By 16 January, another British oil company, Shell, had suspended its shipments through the Red Sea after increased retaliation from the US and the UK, escalating an already tense situation. Qatar’s state-owned company, QatarEnergy, also confirmed on 24 January that tensions in the Middle East were impacting some of its liquefied natural gas shipment deliveries and forcing delays.
A source familiar with the matter said on 16 January that QatarEnergy was halting shipments based on “security advice” that the Red Sea route “remains unsafe”, but “it is not a halt of production”.
The decisions by several major oil and gas giants to halt shipments and take longer routes have resulted in a decline in transport volumes and global trade. The additional transit times have also led to a spike in carbon dioxide (CO₂) emissions. The recent attacks also pose a risk of major oil spills, which could be disastrous for the environment.
“Environmental disaster” caused by attacks in the Red Sea
While the disruption of trading routes in the Red Sea has caused significant problems for businesses, resulting in increased costs and time, the diversion also has significant potential environmental implications.
On 24 February, US Central Command (Centcom) warned of an “environmental disaster” following an attack by Yemen’s Houthis on a cargo ship that caused an oil slick in the Red Sea.
Centcom said on 18 February that the Houthis targeted a UK-owned bulk carrier named Rubymar, flagged by Belize. The ship was sailing through the Bab al-Mandeb Strait, connecting the Red Sea and the Gulf of Aden, en route to Bulgaria from Khor Fakkan in the United Arab Emirates when multiple missiles attacked it.
Yemen’s Ministry of Foreign Affairs said in a statement that the “ship carries large quantities of ammonia and oil, and there is a concern of preventing the leakage of these hazardous materials into the sea.”
In addition to the environmental damage from the recent spill, the rerouting of hundreds of container ships due to tensions in the Red Sea has spiked CO₂ emissions, Offshore Technology’s sister publication, Energy Monitor, reports.
Data analytics company Sea-Intelligence estimates that container ships diverting from their usual Red Sea routes could increase CO₂ emissions by 260–354%. Ships that travel via the Red Sea routes are responsible for approximately 20% of the world’s shipping containers, reports Energy Monitor, so the diversions risk undermining the International Maritime Organization’s goal of reducing shipping emissions by at least 20% (and ideally 30%) by 2030, with the aim of net zero by 2050.
As of now, the Houthis have announced that vessels linked with the US, UK and Israel are “banned” from sailing in the Red Sea and surrounding waters as part of efforts to strengthen their military campaign.

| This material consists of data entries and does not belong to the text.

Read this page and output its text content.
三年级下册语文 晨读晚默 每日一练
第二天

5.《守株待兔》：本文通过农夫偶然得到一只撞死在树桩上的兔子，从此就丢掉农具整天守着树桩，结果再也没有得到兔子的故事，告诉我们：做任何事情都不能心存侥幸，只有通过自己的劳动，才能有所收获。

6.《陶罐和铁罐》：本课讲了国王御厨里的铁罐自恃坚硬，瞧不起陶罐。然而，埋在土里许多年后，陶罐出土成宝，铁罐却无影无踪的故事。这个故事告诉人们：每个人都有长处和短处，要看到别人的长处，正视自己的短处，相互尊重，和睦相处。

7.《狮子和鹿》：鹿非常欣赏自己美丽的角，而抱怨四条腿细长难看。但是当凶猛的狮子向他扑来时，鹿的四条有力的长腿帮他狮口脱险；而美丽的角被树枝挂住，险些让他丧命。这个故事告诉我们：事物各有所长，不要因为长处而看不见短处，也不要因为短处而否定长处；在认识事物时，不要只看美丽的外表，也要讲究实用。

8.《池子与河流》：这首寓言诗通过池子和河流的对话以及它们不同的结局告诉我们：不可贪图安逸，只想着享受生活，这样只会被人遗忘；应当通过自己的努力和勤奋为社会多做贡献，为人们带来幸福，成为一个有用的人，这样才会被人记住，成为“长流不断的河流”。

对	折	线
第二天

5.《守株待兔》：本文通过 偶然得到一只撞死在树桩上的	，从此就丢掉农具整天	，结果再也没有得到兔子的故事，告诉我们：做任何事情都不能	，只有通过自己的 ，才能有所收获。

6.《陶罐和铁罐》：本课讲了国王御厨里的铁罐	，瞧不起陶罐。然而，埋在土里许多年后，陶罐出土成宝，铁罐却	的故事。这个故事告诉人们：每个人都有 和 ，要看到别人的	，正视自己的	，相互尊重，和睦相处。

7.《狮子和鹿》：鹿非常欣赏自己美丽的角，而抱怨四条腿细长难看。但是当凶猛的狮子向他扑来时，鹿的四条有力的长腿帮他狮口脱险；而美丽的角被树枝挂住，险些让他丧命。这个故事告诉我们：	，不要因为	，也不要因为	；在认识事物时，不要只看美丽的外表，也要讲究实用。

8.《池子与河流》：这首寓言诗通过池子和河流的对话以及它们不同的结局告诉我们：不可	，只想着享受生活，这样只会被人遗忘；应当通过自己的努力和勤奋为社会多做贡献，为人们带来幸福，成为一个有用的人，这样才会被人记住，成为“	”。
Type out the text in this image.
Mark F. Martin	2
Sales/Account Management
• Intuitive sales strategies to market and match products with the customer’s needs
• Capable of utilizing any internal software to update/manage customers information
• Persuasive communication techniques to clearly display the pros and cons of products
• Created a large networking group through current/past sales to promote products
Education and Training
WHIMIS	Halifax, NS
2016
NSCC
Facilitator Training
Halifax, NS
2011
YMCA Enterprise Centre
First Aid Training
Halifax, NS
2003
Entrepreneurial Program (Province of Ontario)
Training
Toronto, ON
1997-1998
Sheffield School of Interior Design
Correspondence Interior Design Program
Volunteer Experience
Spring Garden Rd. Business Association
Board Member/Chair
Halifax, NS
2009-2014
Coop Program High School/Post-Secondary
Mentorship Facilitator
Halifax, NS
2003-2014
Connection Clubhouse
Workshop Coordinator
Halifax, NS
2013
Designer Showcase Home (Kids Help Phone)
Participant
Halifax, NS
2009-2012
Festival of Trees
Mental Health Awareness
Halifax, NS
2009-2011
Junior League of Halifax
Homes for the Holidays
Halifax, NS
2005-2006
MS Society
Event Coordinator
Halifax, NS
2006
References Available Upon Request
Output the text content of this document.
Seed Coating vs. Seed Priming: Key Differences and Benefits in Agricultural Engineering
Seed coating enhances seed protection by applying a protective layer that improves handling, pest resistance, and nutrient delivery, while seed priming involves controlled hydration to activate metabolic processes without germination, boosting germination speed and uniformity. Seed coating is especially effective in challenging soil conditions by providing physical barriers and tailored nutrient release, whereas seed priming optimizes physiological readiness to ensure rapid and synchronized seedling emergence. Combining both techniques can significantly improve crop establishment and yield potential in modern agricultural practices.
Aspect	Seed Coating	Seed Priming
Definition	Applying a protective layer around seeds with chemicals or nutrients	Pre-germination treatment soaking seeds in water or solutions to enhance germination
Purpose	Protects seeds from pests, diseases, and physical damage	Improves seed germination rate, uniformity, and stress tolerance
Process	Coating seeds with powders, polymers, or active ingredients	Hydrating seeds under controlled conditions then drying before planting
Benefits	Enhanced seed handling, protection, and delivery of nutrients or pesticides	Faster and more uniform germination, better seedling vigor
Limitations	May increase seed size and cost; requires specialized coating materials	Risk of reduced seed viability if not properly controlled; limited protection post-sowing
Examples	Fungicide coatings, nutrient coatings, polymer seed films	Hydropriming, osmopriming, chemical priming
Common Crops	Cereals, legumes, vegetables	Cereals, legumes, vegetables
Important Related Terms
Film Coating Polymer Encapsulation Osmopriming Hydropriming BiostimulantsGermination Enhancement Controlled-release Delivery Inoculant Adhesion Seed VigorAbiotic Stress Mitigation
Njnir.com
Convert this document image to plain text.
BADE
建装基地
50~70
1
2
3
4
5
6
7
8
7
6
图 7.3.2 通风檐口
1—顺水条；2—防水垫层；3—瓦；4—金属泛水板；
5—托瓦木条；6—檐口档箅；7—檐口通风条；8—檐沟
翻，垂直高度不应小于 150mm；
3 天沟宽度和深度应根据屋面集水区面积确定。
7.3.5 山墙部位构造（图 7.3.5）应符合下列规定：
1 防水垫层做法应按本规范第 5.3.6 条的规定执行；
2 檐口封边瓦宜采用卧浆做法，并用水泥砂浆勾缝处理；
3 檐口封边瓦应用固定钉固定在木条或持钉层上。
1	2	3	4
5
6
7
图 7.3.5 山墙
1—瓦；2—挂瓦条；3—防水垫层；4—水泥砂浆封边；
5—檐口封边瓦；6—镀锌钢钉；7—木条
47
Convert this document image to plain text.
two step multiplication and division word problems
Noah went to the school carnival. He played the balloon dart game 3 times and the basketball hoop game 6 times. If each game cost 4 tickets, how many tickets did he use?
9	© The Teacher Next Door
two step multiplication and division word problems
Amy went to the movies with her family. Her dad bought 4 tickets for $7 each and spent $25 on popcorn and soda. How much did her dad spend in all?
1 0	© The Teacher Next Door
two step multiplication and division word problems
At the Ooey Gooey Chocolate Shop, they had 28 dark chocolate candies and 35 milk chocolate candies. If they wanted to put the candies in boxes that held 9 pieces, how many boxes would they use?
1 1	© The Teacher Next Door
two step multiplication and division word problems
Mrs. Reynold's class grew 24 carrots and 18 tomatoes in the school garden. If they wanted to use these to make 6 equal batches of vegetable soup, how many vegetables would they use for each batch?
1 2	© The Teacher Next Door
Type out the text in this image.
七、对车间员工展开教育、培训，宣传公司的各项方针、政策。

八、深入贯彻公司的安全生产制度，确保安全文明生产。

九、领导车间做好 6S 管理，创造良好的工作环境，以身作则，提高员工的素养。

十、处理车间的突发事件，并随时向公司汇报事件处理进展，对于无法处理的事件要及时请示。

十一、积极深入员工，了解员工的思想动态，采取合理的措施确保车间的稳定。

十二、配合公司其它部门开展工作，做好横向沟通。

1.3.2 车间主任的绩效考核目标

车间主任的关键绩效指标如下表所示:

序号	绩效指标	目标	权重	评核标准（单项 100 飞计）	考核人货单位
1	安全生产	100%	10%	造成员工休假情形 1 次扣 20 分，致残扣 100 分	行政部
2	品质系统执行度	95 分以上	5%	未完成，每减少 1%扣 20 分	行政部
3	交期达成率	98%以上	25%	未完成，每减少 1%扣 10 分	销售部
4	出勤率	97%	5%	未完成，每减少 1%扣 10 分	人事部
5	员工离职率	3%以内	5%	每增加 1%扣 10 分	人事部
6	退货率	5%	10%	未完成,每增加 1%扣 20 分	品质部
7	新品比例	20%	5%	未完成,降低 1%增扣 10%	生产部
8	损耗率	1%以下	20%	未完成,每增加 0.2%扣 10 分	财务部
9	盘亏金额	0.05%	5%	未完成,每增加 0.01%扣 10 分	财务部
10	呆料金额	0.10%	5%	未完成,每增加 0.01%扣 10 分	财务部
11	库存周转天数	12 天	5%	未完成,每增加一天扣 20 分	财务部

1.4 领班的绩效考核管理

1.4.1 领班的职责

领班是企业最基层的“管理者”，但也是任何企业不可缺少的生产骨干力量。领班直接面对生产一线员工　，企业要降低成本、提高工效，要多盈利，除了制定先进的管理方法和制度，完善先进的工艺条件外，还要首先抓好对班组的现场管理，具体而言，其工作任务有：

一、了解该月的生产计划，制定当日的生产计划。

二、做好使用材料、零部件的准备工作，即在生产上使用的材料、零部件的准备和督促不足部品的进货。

It is still uncertain how long the disruptions will last. In a recent news briefing, Hapag-Lloyd’s CEO Rolf Habben Jansen said: “We don’t think it will be over the day after tomorrow. Whether it will be one, three or five months – I don’t know.”
Abdul Malik al-Houthi, the Houthi’s military leader, said that the attacks would “mirror escalations of Israel’s military operations in the Gaza Strip” and that retaliatory strikes by the US-UK coalition have failed to stop the Houthi campaign.